By Frank Woodruff, director, National Alliance of Community Economic Development Associations (NACEDA)
At least three states: Oregon ($29 million), Florida ($334 million), and Texas ($135 million) have yet to decide what to do with all or most of their money. Most other states have either decided or sent strong signals as to their intentions.
At least 30 states will use a good portion of the funds to keep hard-working families in their homes and/or address neighborhood blight that drags down home values and local economic growth. These states are funding housing counselors and community non-profits working directly with borrowers in danger of foreclosure; supporting legal aid programs to help those in foreclosure and victims of mortgage fraud; homeless programs; or loans for refinancing. Michigan and Ohio are using substantial amounts of money for demolition of abandoned structures that have become local economic cancers. The list goes on.
The remaining ten or so states have diverted large portions, if not all, of their funds to fill budget gaps that will return next year after the settlement money is gone. Using settlement dollars in this way is foolish, unfair, and short-sighted. California received by far the single largest payment-- $410 million -- and every penny will get lost in the general fund abyss as opposed to being used to help those who were defrauded or communities that are suffering.

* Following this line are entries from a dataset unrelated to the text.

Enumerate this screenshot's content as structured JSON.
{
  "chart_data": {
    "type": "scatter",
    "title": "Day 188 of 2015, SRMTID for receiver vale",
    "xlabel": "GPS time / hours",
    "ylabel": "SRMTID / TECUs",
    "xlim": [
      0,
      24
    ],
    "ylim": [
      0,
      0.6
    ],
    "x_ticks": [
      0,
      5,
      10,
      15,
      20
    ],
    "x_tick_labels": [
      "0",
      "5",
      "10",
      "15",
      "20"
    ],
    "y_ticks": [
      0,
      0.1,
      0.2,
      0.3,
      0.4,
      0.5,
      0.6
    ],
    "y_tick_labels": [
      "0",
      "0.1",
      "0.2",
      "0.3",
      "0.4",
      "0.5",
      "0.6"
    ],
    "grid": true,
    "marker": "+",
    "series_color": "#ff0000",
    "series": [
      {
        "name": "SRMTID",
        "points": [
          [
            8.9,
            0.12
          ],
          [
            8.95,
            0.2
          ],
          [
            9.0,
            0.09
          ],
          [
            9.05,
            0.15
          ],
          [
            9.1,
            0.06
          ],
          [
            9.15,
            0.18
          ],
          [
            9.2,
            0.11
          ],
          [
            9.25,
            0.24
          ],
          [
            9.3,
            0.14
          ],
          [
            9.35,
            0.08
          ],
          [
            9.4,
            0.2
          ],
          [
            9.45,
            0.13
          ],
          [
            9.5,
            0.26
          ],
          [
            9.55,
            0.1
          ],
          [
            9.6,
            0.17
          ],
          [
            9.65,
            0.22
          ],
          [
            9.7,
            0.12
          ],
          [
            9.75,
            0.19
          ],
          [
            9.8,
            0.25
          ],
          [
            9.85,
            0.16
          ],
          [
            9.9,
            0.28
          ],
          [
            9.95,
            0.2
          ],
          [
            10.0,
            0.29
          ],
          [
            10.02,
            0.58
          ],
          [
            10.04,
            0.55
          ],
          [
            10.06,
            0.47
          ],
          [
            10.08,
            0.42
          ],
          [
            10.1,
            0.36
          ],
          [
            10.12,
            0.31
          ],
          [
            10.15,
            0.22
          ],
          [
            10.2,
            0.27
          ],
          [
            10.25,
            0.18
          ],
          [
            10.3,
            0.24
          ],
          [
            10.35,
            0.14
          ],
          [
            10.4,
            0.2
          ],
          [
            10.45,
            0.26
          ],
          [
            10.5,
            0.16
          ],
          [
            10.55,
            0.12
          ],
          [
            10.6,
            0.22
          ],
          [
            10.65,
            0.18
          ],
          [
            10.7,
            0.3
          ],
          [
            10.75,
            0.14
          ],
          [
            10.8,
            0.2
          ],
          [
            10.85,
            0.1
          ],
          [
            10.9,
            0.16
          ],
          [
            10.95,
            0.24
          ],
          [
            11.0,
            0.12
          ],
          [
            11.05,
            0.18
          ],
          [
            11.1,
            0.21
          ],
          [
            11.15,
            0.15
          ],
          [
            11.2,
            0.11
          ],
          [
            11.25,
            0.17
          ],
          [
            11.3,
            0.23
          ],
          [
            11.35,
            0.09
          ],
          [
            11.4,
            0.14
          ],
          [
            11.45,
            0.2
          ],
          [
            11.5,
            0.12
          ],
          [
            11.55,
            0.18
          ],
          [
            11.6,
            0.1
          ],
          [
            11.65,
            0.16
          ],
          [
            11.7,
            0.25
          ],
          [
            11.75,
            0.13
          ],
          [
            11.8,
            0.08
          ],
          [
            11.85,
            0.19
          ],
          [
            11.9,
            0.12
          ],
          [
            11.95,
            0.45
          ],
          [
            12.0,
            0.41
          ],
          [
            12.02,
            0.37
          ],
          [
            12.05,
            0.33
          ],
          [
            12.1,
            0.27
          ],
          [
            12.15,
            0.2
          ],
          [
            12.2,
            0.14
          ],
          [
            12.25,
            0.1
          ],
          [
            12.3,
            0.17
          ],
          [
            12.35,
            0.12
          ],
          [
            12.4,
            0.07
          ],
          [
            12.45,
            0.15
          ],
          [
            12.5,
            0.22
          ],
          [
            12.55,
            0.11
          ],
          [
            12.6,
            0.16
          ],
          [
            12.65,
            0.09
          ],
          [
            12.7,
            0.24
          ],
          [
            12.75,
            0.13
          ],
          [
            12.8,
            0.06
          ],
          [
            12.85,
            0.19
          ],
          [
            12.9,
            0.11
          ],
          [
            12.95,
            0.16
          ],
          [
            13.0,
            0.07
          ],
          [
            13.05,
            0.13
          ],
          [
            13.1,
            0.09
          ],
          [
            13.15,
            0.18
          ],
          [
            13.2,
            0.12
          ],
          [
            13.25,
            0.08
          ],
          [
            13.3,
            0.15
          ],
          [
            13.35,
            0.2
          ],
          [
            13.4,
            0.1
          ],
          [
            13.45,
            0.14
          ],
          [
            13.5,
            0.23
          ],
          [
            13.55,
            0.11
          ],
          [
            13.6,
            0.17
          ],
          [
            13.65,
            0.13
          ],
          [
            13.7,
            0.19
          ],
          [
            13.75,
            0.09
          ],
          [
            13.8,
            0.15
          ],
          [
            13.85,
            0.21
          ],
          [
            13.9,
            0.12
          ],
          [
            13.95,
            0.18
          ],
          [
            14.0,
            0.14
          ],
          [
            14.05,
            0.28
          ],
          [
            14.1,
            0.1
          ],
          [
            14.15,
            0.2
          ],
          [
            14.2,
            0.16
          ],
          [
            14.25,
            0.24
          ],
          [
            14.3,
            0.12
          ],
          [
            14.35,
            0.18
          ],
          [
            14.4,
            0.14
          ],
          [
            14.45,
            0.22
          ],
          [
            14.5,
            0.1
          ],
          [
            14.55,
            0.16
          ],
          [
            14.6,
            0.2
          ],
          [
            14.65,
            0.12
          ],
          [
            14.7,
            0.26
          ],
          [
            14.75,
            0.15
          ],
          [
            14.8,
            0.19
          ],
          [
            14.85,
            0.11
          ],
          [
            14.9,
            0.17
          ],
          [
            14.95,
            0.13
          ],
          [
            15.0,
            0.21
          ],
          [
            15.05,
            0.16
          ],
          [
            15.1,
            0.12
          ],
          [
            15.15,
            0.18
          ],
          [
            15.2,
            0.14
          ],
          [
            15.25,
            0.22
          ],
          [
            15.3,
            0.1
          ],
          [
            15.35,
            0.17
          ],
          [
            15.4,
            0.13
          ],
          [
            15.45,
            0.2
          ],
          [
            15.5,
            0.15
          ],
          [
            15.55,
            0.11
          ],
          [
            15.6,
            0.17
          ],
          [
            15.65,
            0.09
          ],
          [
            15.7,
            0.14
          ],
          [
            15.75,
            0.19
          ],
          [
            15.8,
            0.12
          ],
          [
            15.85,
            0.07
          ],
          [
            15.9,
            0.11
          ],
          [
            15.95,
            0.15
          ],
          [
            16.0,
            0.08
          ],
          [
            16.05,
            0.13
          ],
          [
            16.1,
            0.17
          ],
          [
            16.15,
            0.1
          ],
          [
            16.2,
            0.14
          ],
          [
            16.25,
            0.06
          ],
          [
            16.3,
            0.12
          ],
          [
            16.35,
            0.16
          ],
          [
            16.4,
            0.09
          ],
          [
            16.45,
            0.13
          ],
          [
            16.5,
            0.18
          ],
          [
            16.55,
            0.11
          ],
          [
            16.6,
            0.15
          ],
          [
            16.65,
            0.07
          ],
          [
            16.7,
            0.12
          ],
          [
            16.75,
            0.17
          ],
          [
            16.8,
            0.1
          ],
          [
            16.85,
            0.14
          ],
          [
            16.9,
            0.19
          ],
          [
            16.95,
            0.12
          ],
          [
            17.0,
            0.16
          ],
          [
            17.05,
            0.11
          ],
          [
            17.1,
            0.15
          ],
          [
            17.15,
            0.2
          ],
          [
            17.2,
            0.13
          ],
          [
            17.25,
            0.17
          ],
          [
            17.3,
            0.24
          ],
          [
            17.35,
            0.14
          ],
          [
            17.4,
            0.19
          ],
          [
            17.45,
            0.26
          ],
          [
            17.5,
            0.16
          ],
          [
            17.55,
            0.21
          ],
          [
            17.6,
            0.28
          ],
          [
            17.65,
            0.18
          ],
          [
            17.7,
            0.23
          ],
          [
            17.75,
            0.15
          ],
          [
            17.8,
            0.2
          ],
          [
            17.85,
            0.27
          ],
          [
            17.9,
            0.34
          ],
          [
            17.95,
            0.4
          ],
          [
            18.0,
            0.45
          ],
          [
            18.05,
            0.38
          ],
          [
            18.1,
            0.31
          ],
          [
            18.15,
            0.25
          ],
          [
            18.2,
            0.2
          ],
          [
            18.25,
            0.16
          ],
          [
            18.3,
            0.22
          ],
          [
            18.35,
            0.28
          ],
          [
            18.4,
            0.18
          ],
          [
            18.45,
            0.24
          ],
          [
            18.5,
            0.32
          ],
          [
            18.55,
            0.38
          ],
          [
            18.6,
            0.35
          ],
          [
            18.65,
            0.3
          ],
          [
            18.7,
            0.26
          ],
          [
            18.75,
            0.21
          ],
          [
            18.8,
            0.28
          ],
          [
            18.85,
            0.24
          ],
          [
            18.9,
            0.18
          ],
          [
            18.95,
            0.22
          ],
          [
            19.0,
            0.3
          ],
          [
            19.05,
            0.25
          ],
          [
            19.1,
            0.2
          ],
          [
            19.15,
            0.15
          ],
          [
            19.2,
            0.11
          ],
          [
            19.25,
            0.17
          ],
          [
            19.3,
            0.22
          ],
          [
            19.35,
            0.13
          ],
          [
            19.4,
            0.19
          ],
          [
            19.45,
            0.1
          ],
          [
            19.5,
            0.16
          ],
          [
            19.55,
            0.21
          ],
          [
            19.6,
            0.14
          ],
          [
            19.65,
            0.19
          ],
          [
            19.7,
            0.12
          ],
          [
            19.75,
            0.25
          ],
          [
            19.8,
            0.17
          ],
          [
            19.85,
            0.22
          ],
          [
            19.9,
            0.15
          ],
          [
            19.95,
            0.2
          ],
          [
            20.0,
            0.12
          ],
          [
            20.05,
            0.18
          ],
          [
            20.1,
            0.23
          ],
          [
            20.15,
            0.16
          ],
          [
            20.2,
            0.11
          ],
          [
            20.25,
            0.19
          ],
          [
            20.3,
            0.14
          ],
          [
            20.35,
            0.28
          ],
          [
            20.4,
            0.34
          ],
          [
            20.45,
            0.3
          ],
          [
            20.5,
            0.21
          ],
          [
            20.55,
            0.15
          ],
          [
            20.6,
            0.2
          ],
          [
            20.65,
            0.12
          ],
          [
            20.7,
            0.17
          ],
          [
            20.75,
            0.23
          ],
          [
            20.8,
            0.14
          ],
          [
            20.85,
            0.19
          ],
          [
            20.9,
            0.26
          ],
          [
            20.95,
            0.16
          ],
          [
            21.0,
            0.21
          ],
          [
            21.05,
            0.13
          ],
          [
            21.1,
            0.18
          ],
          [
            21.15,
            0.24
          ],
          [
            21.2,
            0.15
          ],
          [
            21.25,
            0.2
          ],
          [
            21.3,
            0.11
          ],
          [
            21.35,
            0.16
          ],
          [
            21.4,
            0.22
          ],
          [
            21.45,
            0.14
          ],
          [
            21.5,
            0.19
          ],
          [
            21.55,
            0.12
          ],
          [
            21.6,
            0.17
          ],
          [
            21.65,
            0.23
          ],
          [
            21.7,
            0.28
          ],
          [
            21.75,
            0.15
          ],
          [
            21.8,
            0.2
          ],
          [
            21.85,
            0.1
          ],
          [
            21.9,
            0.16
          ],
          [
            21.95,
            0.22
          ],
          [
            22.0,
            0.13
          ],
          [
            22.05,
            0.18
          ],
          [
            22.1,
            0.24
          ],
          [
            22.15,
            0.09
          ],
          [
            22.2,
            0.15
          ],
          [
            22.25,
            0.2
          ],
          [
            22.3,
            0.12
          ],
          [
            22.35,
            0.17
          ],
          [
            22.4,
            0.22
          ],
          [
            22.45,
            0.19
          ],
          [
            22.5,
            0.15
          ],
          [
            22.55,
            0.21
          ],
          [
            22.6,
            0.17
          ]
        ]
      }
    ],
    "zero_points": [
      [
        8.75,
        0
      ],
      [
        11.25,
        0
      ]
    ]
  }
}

Other states that have decided against applying the funds as originally intended:
· Georgia, which despite being among the hardest hit, is using all of its $99 million for economic development;
· South Carolina used $10 million to give tax incentives to large corporations and put the rest of its $31 million into its general fund;
· Missouri initially made large cuts to higher education, but used all of its $40 million settlement to fill the gap;
· New Jersey used creative accounting to put their money into the general fund.
· Arizona is using half its $100 million to plug a budget hole and is being sued by local advocates and homeowners as a result.
Eight states wasted most of their funds -- Idaho (96%), Indiana (66%), Maine (64%), Mississippi (57%), Nebraska (88%), Utah (83%), Virginia (89%), and Wisconsin (82%) on other types of spending such as economic development, business incentives, and balancing state budgets.
These, however, are not tax dollars, but are purposely intended to address the foreclosure crisis and should be used to keep people in their homes and prevent additional foreclosures.
Two and a half billion dollars may seem like a lot of money, but compared to the foreclosure crisis, which affects all 50 states, it’s only a drop in the bucket. To have an impact, the funds must be targeted directly at the economy’s housing sector. Unfortunately, states that have diverted or misspent the money are diluting the nationwide effort to drive economic recovery and help homeowners regain their footing.
The banks agreed to this settlement because of the real damage they inflicted across America. It is only right that these funds be used to help the damaged parties - the families, senior citizens, and neighborhoods that have been ravaged by foreclosure.
States that do not use these funds to solve the foreclosure crisis are making a mockery of the settlement and depriving affected citizens of the help promised by the settlement.
Woodruff is the director of the National Alliance of Community Economic Development Associations (NACEDA).